AS far as the swim areas go, last i heard was that there is no longer a swim area north of 36/37. They moved it to Big Run, you can still swim in the cove just south of 36/37 on the east side. I saw the Watercraft guys up north the other weekend telling people about the swim area switch. They were saying that it was getting too out of control up north since it is a through way and Big run doesn't have "commuting" traffic, one way in and one way out. It kinda stinks for the fishing but i think it will be better in the long run. We'll just have to forget about fishing Big run when the day heats up and people want to swim.


----------



## Weekender (May 17, 2007)

Regardless of the high water level on the ramps, does anyone know if the ODNR or similar authority ever supervises the launching process? I was amazed at the confusion and borderline recklessness this past weekend on the Cheshire ramp. Is it as simple as educating the public better?

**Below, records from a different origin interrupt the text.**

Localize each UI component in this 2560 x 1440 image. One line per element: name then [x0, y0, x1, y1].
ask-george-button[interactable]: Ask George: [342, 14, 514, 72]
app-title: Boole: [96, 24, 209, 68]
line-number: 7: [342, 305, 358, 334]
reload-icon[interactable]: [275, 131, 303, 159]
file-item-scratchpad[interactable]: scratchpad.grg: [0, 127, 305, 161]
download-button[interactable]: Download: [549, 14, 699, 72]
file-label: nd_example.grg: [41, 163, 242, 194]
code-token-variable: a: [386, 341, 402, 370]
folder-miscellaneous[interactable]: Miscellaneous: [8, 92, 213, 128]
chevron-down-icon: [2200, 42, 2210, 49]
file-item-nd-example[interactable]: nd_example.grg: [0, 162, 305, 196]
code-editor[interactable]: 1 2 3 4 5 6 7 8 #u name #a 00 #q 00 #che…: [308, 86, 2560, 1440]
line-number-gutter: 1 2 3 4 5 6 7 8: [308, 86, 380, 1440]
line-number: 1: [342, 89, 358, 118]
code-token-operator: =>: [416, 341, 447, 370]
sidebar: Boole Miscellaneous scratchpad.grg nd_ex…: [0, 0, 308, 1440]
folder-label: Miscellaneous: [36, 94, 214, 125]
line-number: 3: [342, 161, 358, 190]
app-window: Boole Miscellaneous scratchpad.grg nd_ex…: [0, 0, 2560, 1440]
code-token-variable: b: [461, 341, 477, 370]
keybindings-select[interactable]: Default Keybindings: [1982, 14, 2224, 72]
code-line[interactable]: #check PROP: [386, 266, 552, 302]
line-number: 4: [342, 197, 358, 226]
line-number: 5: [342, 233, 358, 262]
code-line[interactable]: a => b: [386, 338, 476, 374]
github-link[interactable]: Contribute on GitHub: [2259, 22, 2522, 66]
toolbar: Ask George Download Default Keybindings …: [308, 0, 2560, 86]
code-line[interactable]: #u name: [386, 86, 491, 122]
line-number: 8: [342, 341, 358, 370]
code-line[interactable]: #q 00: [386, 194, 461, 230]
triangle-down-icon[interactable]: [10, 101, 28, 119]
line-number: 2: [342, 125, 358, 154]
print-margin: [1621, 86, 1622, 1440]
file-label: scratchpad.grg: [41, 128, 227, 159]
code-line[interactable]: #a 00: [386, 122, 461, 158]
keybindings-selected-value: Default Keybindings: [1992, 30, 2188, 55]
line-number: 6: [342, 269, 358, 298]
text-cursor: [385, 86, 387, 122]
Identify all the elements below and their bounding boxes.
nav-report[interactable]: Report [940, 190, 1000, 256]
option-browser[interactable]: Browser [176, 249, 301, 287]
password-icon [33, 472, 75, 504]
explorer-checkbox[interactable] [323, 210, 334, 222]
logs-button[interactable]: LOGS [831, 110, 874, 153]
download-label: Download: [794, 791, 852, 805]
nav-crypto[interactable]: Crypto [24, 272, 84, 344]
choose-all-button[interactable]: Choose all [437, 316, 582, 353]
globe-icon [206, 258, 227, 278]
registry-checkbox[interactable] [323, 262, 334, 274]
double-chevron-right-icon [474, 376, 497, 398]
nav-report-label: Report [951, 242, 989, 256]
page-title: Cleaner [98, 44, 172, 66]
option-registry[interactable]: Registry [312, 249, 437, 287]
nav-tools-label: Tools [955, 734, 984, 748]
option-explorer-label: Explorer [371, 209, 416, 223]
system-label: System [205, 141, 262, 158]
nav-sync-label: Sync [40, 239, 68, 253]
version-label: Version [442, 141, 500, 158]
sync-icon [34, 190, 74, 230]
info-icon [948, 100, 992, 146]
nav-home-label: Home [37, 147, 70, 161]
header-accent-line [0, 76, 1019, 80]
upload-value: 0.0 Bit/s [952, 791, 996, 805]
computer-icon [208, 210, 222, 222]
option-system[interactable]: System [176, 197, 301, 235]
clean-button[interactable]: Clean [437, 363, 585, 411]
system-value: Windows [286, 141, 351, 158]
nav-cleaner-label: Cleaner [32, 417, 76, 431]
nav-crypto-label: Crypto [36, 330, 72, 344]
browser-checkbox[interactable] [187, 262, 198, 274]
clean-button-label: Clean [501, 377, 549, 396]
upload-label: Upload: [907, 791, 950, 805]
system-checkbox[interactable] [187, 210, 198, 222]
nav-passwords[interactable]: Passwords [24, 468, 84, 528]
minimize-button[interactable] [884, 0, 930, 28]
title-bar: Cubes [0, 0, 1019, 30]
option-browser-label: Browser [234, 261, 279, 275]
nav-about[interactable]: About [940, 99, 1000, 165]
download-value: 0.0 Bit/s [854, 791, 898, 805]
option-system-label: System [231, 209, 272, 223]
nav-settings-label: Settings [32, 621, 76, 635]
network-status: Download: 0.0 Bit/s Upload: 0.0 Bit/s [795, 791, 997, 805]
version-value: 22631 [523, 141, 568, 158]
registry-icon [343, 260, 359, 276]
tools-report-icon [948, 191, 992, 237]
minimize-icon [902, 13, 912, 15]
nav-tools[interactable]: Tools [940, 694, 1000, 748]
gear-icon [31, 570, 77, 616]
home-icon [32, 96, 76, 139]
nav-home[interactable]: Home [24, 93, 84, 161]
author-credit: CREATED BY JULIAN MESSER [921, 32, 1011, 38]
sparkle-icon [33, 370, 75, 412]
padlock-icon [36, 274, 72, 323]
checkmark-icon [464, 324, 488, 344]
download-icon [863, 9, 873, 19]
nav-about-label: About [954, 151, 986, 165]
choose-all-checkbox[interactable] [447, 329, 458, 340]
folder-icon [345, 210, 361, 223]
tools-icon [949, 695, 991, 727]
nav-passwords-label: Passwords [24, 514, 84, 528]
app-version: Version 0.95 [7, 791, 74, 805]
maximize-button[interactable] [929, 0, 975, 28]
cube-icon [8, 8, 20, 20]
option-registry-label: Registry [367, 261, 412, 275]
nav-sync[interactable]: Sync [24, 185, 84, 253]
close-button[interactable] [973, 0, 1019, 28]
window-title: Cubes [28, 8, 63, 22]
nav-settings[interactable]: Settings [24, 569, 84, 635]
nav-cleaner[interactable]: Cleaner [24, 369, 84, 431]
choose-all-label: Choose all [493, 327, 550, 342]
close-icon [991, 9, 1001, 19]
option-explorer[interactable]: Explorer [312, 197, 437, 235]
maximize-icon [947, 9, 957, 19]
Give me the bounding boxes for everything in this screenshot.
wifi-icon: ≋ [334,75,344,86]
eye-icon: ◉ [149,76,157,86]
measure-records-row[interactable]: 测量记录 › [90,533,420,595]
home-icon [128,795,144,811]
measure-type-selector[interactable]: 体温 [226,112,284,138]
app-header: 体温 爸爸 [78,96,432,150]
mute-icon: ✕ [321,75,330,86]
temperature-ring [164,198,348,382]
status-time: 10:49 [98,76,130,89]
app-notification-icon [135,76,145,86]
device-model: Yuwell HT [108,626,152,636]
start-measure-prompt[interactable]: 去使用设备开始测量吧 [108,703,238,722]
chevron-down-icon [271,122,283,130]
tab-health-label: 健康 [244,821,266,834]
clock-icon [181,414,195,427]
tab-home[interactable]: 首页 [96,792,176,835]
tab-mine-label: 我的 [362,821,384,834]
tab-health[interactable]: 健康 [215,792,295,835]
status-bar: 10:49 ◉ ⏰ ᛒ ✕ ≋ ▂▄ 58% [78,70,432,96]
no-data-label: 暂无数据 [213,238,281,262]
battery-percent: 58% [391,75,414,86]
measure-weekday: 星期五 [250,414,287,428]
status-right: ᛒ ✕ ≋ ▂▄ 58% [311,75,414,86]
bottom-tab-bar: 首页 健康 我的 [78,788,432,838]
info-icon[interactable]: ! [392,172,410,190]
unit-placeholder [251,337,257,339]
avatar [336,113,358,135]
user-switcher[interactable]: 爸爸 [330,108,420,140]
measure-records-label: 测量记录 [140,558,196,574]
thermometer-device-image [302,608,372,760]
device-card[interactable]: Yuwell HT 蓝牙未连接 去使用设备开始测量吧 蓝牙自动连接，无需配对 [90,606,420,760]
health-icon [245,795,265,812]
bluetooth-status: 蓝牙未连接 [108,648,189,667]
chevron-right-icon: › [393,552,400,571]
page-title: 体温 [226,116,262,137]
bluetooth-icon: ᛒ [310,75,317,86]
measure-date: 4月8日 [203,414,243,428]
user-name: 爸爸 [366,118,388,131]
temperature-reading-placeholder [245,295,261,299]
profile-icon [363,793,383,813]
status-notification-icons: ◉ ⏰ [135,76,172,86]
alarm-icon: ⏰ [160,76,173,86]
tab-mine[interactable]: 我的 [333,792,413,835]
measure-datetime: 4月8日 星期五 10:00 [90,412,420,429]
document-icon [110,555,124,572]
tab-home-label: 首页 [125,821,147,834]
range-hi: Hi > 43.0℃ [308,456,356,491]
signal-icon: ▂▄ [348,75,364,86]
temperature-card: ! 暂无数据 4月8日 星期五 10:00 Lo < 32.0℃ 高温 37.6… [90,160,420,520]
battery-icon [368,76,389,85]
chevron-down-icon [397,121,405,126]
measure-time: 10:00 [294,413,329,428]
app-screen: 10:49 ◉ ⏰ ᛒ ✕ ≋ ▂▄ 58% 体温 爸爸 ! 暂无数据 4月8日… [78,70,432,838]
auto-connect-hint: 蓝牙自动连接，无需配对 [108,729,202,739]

I'm no expert and certainly would feel better about someone else explaining what a courtesy dock is for to Johnny Giant Baja. There's no excuse for the long lines if everyone took their turn and launched properly. Am I crazy?


----------



## crittergitter (Jun 9, 2005)

Weekender, there are some folks that go down to that boat ramp with a lawn chair for pure entertainment purposes. You'll get an hour's worth of laughs anytime after 11am this time of year. There are a LOT of clueless boaters on that lake in the summertime especially on the weekends.

CG


----------



## Wolfhook120 (Oct 17, 2007)

We had our club tournament there on Sunday and OMG what a cluster Galena ramp was! took us almost two hours to get our boats out so we could do our weigh in. Fishing was tough unless you had fish early. I ran north and saw that Chesire wasn't any better. Thank god I don't have anymore tournaments there this year. The grass is pretty much gone and it'll take awhile for it to come back.


----------



## Weekender (May 17, 2007)

I just found this post by SwollenGoat "Boat ramp launch/load - procedures & etiquette" here: http://www.ohiogamefishing.com/community/showthread.php?t=95574 Thank you SwollenGoat. I might just print a few of these out for those "awkward situations" and hand them out accordingly. LOL


----------



## supercanoe (Jun 12, 2006)

Ron White pretty much summed it up when he said "You can't fix stupid". You couldn't pay me to launch my boat at Alum on a summer weekend.


----------



## CHOPIQ (Apr 6, 2004)

We tried to take out at Cheshire around 2 pm, waited about half an hour didn't move maybe 10 feet. the line for the ramp was all the way out to the road. Called shakedown and told him to run to Galena and I'd meet him therem withthe trailer. Galena was abd but not as bad as Cheshire. Started unloading at 2 got the boat trailered at 3:15.


----------



## mjgood (Nov 20, 2007)

We went in at Chesire around 7 am with no trouble. Had to wade 2 feet of water to get to a dock. When we came out a noon was I surprised. Seen one girl hit a 14' tracker hard in the bow that was tied to the dock. Another guy thought he was joe cool and gunned it coming of the trailer and hit the post on the end of the ramp with his 4winds prop. The wind was blowing in a everyone was drifting off trailers and bumping into each other. I would recommend using a ramp on the west side if there is any wind at all. What a cluster! I had never seen anything like this unless it was after fire works, walleye run or another event. I live around Grand Rapids on the river and we have a bunch of ramps and less weekend boaters.


----------